Nilai Produksi Pangan Capai 360 Triliun, Petani Hanya Kebagian 3,7 Juta: Ada Apa dengan Distribusi Keuntungan?

Ekonomi97 Dilihat

matabangsa.com – Jakarta | Program ketahanan pangan kembali menjadi sorotan setelah data distribusi keuntungan yang beredar menunjukkan kesenjangan mencolok antara nilai produksi nasional dan pendapatan petani.

Dalam skema yang disampaikan, total produksi padi nasional mencapai 360 triliun rupiah, didukung subsidi negara sebesar 144 triliun serta biaya produksi luas lahan 11 juta hektare yang mencapai hampir 200 triliun. Namun ironisnya, pendapatan rumah tangga petani hanya berada pada kisaran 3,7 juta rupiah. Temuan ini menjadi sorotan utama dalam diskusi tajam antara Menteri Pertanian Andi Amran Sulaiman dan Faizal Akbar dalam Podcast Faizal Akbar Uncensored, beberapa waktu lalu.
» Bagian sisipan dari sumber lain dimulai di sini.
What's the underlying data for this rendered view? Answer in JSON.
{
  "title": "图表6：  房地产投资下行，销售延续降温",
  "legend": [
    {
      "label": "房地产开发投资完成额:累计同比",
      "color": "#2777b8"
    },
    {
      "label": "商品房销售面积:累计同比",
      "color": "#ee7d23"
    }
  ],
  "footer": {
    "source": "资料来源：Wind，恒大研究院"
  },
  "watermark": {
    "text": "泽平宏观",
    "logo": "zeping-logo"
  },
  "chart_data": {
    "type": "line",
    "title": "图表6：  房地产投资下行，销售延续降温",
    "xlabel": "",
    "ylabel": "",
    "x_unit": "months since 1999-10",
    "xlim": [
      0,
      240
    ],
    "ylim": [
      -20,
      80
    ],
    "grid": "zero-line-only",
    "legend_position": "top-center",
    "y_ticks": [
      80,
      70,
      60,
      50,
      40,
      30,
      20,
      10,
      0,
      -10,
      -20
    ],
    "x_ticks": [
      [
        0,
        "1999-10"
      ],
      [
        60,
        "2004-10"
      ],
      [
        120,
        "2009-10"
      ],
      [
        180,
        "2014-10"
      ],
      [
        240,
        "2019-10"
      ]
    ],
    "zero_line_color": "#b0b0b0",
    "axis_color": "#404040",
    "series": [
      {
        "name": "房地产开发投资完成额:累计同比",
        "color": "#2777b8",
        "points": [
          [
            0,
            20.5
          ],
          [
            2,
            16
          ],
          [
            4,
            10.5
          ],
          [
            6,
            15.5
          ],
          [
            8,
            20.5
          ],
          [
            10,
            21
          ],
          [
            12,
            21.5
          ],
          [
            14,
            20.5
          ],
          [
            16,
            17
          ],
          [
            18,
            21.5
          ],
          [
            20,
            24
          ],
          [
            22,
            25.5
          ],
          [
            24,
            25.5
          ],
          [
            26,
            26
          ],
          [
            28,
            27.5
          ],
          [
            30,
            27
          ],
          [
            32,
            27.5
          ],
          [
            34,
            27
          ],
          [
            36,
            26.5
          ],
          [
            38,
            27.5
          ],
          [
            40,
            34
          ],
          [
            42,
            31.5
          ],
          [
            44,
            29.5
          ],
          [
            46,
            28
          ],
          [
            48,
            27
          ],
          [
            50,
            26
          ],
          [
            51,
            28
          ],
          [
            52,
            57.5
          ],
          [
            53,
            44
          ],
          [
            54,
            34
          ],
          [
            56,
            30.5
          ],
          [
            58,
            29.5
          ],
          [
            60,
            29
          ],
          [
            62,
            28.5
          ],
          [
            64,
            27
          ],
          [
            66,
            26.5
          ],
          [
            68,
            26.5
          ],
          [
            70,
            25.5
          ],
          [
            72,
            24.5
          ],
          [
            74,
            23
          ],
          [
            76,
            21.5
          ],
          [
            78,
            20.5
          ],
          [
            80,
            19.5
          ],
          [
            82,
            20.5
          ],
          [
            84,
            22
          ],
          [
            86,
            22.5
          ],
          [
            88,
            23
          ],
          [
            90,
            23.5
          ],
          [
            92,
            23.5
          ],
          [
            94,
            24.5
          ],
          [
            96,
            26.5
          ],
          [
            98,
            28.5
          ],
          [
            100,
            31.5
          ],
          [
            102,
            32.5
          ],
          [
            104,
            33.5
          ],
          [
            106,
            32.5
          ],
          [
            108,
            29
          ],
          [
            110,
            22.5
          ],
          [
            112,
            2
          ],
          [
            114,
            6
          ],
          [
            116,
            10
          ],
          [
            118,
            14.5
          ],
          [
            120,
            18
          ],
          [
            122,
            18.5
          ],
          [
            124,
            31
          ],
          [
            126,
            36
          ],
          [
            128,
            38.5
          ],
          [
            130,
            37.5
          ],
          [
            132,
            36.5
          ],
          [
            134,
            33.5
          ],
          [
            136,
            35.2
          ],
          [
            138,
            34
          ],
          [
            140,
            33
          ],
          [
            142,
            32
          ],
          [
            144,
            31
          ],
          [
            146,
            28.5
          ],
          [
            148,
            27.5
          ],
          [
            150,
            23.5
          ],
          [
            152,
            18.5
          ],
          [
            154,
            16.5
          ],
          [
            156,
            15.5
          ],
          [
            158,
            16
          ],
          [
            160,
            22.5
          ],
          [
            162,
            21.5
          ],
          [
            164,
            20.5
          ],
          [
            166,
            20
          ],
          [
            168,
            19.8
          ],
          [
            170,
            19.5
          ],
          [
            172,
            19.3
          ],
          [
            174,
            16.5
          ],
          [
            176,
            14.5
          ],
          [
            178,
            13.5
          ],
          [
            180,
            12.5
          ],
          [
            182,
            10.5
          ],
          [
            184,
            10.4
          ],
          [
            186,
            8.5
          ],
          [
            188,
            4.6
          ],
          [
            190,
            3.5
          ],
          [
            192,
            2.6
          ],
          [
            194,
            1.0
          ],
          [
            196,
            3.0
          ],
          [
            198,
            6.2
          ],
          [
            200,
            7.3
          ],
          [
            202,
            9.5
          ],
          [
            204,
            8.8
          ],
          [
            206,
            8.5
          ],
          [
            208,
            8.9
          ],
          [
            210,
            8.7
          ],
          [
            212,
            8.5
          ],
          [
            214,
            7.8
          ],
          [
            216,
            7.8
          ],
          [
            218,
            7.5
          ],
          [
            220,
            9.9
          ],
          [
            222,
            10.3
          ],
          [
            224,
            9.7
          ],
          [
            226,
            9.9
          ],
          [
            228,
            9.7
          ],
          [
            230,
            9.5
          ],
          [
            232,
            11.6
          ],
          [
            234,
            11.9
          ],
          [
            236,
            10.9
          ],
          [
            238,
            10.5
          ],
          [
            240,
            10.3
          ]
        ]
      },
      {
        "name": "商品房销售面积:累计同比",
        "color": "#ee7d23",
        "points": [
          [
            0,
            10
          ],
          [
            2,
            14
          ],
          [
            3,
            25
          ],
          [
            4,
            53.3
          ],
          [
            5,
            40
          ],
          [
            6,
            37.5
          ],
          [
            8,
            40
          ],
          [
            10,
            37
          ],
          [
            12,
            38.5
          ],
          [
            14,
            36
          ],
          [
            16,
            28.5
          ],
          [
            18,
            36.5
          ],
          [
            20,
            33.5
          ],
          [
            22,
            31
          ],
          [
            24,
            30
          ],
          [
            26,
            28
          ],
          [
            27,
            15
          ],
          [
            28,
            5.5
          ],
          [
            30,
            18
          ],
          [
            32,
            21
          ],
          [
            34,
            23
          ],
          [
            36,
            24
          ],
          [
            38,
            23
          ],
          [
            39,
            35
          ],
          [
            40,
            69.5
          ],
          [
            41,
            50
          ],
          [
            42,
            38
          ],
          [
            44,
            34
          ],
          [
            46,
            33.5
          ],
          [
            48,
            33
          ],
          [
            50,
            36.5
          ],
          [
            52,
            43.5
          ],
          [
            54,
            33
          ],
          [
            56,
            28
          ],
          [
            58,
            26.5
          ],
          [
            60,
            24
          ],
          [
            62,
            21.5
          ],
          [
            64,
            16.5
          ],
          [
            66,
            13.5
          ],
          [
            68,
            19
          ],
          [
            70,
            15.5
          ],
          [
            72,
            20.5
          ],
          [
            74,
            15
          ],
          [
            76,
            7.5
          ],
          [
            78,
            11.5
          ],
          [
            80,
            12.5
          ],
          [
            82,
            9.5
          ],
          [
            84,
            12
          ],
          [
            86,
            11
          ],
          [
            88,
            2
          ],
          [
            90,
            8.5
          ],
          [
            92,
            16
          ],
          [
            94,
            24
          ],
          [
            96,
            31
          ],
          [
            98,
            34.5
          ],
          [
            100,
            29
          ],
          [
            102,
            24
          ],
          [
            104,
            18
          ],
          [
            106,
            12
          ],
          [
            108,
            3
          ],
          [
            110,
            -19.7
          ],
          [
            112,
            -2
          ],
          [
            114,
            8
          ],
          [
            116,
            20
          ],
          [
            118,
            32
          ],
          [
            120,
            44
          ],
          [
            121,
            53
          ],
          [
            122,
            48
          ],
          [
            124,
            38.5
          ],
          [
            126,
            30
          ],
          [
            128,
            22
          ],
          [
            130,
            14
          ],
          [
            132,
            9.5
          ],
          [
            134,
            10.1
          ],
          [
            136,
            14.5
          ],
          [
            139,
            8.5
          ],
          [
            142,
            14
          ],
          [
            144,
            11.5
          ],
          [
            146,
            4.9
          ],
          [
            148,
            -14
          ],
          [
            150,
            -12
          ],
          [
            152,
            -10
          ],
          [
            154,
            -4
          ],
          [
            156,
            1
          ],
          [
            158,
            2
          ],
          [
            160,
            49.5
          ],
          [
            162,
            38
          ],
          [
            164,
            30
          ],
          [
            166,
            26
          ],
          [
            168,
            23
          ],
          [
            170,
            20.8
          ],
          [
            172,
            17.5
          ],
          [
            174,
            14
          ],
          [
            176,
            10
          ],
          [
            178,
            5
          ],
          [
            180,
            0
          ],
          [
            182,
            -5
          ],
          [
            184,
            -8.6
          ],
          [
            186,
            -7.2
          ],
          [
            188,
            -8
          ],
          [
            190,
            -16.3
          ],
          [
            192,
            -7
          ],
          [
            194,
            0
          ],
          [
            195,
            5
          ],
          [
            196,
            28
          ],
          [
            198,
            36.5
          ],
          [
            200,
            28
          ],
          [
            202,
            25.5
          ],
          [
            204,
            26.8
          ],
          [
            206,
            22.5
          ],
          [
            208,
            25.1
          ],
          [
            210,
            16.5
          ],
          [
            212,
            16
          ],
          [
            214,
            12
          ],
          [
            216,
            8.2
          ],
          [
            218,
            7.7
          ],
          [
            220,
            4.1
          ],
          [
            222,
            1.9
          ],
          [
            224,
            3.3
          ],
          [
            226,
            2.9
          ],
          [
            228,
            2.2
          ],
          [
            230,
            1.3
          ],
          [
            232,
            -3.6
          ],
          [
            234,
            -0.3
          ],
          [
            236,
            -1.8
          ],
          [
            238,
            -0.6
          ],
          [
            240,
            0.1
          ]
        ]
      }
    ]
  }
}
Dari keseluruhan aliran nilai ekonomi, angka terbesar justru mengalir ke pengusaha Rice Milling Unit (RMU) yang mencapai 159 triliun rupiah. Sementara bagian petani yang mencapai 146 triliun tidak berbanding lurus dengan pendapatan mereka yang sangat kecil. Pola distribusi ini memunculkan tanda tanya besar mengenai aktor mana yang menikmati nilai ekonomi tertinggi dalam rantai produksi pangan nasional.

Sektor pupuk juga menempati porsi signifikan dengan alokasi 44 triliun rupiah dan keuntungan perusahaan pupuk yang mencapai 7 triliun. Hal ini mempertegas adanya ketimpangan struktur biaya yang mengalir kembali ke korporasi, bukan ke produsen utama di lapangan.

Bulog, lembaga yang seharusnya berperan sebagai stabilisator harga, tercatat hanya menyerap nilai 11,1 triliun dengan keuntungan 0,4 triliun. Kecilnya porsi ini memperlihatkan bahwa fungsi intervensi negara di hilir tidak cukup kuat untuk menjaga keseimbangan pasar, terlebih ketika nilai terbesar justru jatuh ke pelaku penggilingan.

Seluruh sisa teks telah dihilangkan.